Demographic and Clinical Data

	Overall	Open Esophagectomy	MIE	P
Male: female, n	46:11	25:6	21:5	0.629†
Age (years)
Mean ± SD	63.1 ± 10.6	60.7 ± 11.6	66.1 ± 8.5	0.093*
Range	30–83	30–80	48–83
CCI	4.5 ± 1.7	4.5 ± 1.9	4.5 ± 1.6	0.993*
SCI	8.6 ± 3.1	8.3 ± 3.4	9.0 ± 2.9	0.634*
ASA class ≥3	48 (87)	25 (86)	23 (88)	0.563†
Current smoking	11 (20)	8 (25)	3 (13)	0.319†
Diabetes mellitus	21 (36)	12 (37)	9 (36)	0.907†
COPD	19 (33)	11 (34)	8 (32)	0.539†
Preoperative serum albumin (g/dl) mean ± SD	3.4 ± 0.6	3.4 ± 0.5	3.5 ± 0.7	0.773*
BMI (kg/m2) mean ± SD	27.8 ± 4.9	27.3 ± 4.9	28.4 ± 4.9	0.671*
Histology, n				0.253†
Adenocarcinoma	52	30	22
Squamous cell carcinoma	2	0	2
Benign	3	2	1
Neoadjuvant therapy (benign cases excluded)	50 (93)	28 (93)	22 (92)	0.816†
cAJCC Stage				0.101†
I	9 (16)	2	7
II	23 (43)	13	10
III	21 (39)	14	7
IV	1 (2)	1	0
Lymph node status (benign cases excluded)
Proportion cN†	24 (44)	15 (50)	9 (37)	0.358†
Proportion pN†	15 (28)	10 (33)	5 (21)	0.370†
Total number examined LN	11.8 ± 6.5	10.4 ± 634	13.6 ± 6.5	0.035*
Total number involved LN	1.2 ± 3.0	1.8 ± 3.9	0.5 0 ± 1.2	0.147*

Data are expressed as number (percentage of total group), unless otherwise noted.

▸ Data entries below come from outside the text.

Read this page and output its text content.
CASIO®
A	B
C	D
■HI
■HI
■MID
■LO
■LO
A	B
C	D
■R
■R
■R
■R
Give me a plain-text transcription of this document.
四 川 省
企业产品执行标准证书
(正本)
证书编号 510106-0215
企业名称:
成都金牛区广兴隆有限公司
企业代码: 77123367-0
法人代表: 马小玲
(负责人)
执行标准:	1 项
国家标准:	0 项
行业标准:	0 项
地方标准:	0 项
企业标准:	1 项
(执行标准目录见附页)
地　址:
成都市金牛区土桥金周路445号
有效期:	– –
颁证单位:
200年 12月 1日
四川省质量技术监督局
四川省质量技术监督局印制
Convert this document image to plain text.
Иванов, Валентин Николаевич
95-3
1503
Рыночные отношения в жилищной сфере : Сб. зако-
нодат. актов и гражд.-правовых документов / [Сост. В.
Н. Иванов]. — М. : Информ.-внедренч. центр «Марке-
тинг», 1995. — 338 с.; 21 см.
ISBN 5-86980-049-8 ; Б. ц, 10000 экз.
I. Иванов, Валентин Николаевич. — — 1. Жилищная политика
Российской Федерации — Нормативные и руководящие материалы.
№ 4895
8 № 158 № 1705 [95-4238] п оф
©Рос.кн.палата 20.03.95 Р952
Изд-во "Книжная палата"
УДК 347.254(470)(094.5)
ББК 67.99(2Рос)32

CCI, Charlson comorbidity index; SCI, Seattle comorbidity index; ASA, American Society of Anesthesiologists physical status class; LOS, postoperative length of stay; COPD, chronic obstructive pulmonary disease; LN, lymph node; CN+, clinically positive node; PN+, pathological node.

Mann-Whitney test;

Fisher or χ2 test as required.

Table 2.

Perioperative Outcomes and Complications

	Overall (n = 57)	Open Esophagectomy (n = 31)	MIE (n = 26)	P
Surgery duration (min)	373 ± 100	332 ± 109	418 ± 65	0.001*
LOS [days] (median)	14.2 ± 12.7 (9)	15.7 ± 2.4 (9.7)	12.4 ± 2.3 (9)	0.198*
Any reoperation	6 (10.5)	5 (16.1)	1 (3.8)	0.205†
Sepsis	4 (7.0)	4 (12.9)	0	0.118†
Pulmonary complications	24 (42.1)	15 (48.3)	9 (34.6)	0.293†
Reintubation	11 (19.3)	5 (16.1)	6 (23.1)	0.524†
Any cardiac complication	14 (24.5)	8 (25.8)	6 (23.1)	0.812†
New atrial fibrillation or flutter	13 (22.8)	7 (22.6)	6 (23.1)	0.965†
Any vocal cord paralysis	6 (10.5)	3 (9.6)	3 (11.5)	1.000†
Anastomotic leak	13 (22.8)	6 (19.3)	7 (26.9)	0.498†
Thirty-day mortality	2 (3.5)	1 (3.2)	1 (3.8)	1.000†
Any complication	44 (77.1)	23 (74.1)	21 (80.7)	0.556†
Any grade ≥3 complication	29 (50.8)	18 (58.0)	11 (42.2)	0.236†
Complication-free cases	13 (22.8)	8 (26.8)	5 (19.3)	0.753†

Return to OR is any unplanned operation within 90 day after esophagectomy. Vocal cord paralysis includes temporary and permanent cases. Data are expressed as mean ± SD or the number (percentage) of the total group. LOS, length of stay.

Mann-Whitney test;

Fisher or χ-square test as required.